State’s composite score rises, as does the number of college-ready graduates, but gap widens slightly between white, black students.
For an eighth consecutive year, Minnesota can lay claim to being best in the nation in the ACT college admissions test.
State seniors again posted higher scores than those in other states in which at least half of students took the exam.
Progress was made, too, in the percentage of state graduates deemed college-ready in each of the four subject areas being tested.
This year, 39 percent of Minnesota seniors were proficient across the board, compared with 36 percent in 2012.
“That is tops in the nation,” state Education Commissioner Brenda Cassellius said Tuesday.
Results were mixed, however, in another chief area of concern: the large, persistent gap between white and minority test takers.
According to the results to be released Wednesday, 61 percent of the state’s white students reached the minimum college-readiness benchmarks in at least three of the four subjects tested, up from 59 percent a year ago.
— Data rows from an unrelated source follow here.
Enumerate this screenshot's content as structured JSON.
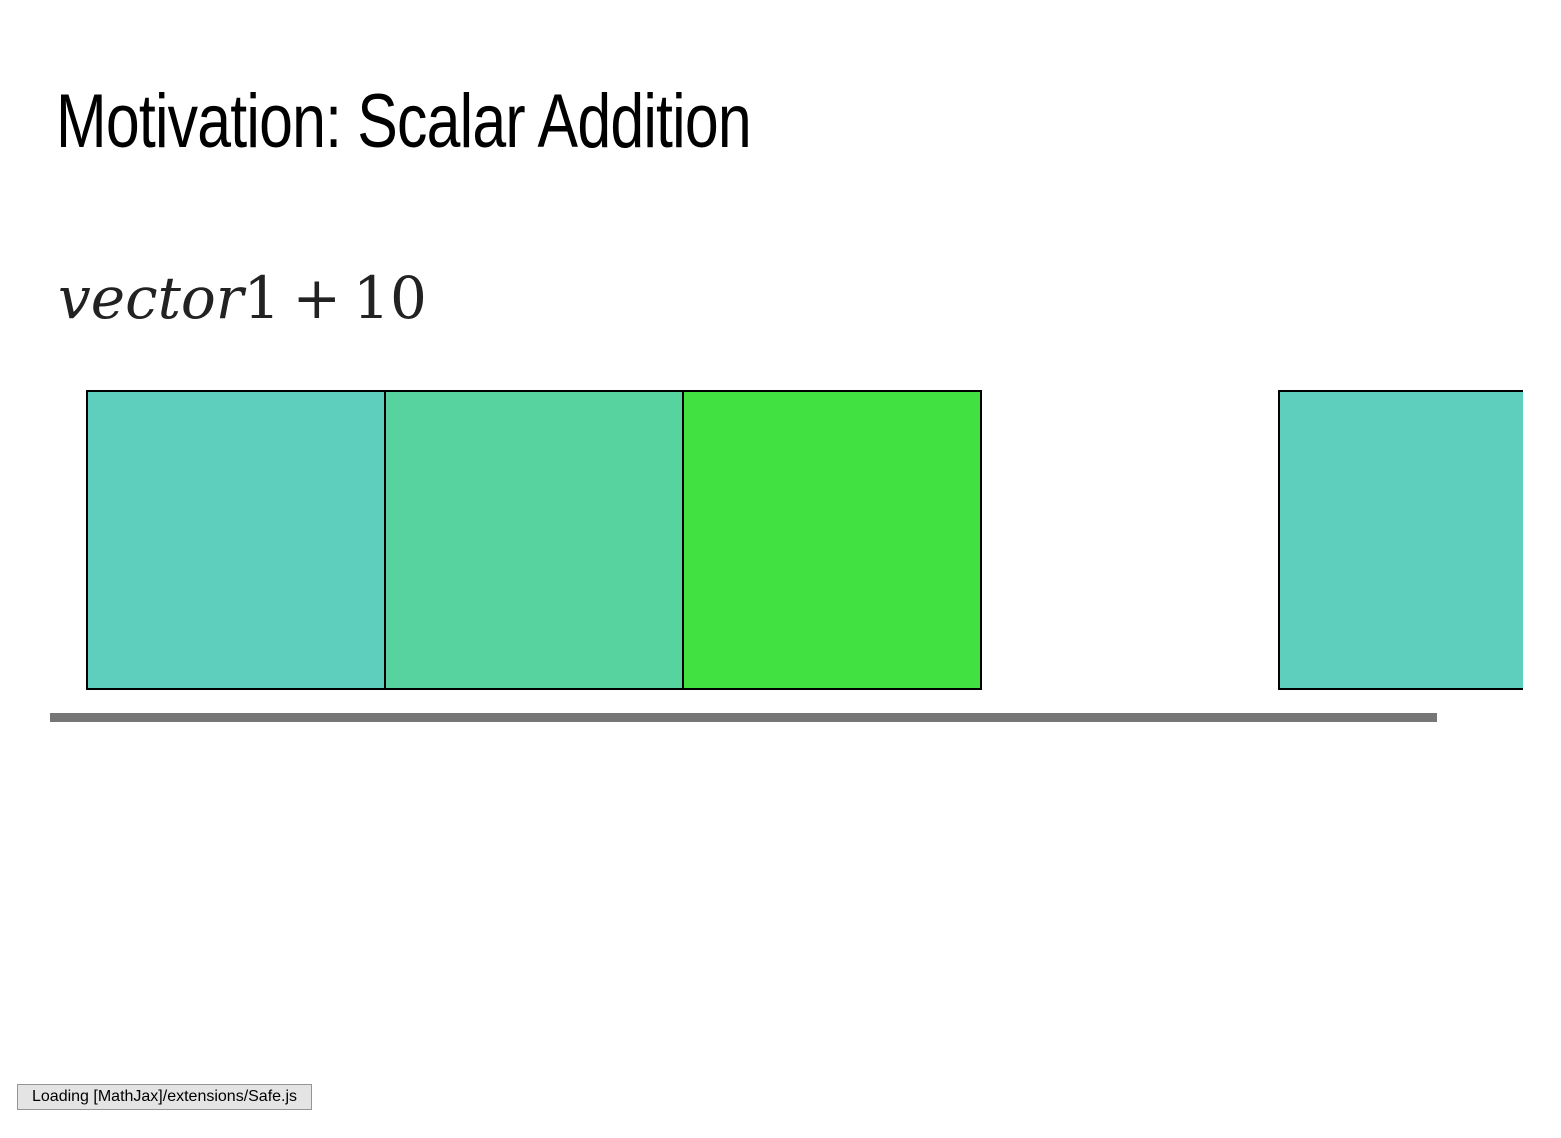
{
  "slide": {
    "title": "Motivation: Scalar Addition",
    "formula": {
      "variable": "vector",
      "index": "1",
      "operator": "+",
      "constant": "10"
    }
  },
  "vector_cells": [
    {
      "color": "#5ecebd"
    },
    {
      "color": "#57d3a0"
    },
    {
      "color": "#40e140"
    },
    {
      "color": "#5ecebd"
    }
  ],
  "status": {
    "loading_text": "Loading [MathJax]/extensions/Safe.js"
  }
}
Black students who met the same standard remained at 16 percent.
For black seniors, that was an improvement over 2009, when 14 percent of test takers were college-ready in three subjects. But it was still short of the five-year high of 17 percent in 2011.
American Indian, Asian and Hispanic students also saw the gaps widen between themselves and white students on the college-readiness front, the results show.
Said Cassellius: “We absolutely have to always address the achievement gap.”
She said that she had not seen the college-readiness comparisons. She emphasized, instead, that each of the state’s student subgroups — with the exception of Asians, a Star Tribune review of the data later revealed — had outperformed their national counterparts.
That accomplishment, the commissioner said, was more notable than the state’s continued first-place ranking.
This year, Minnesota’s average composite score was 23, up from 22.8 in 2012, out of a possible 36. Seven other states had scores that were the same or higher, but in each case less than half of the state’s students participated.
About 74 percent, or 44,676, of Minnesota graduates took the ACT. Massachusetts, which recorded the highest average composite score — 24.1 — saw only 22 percent of its graduates take the test.
For the ACT, students are tested in the areas of English, math, reading and science. The results that are to be released Wednesday include not only composite scores, but also a gauge of how well prepared students may or may not be for college coursework.
College readiness is defined as the score that a high schooler needs to achieve to have a 50 percent chance of earning at least a B and a 75 percent chance of getting at least a C in a college class.
Thirty-one states had more than 40 percent of their students take the ACT. In only two of them — Minnesota and Wisconsin — did more than half of the graduates meet at least three of the college-readiness benchmarks.
In Minnesota, 78 percent of students were college ready in English, the highest percentage by subject area. The lowest was in science, with 52 percent of students being proficient, up from 42 percent a year ago.
The 39 percent deemed this year to be college ready in all four areas marked the high point for that statistic in the past five years.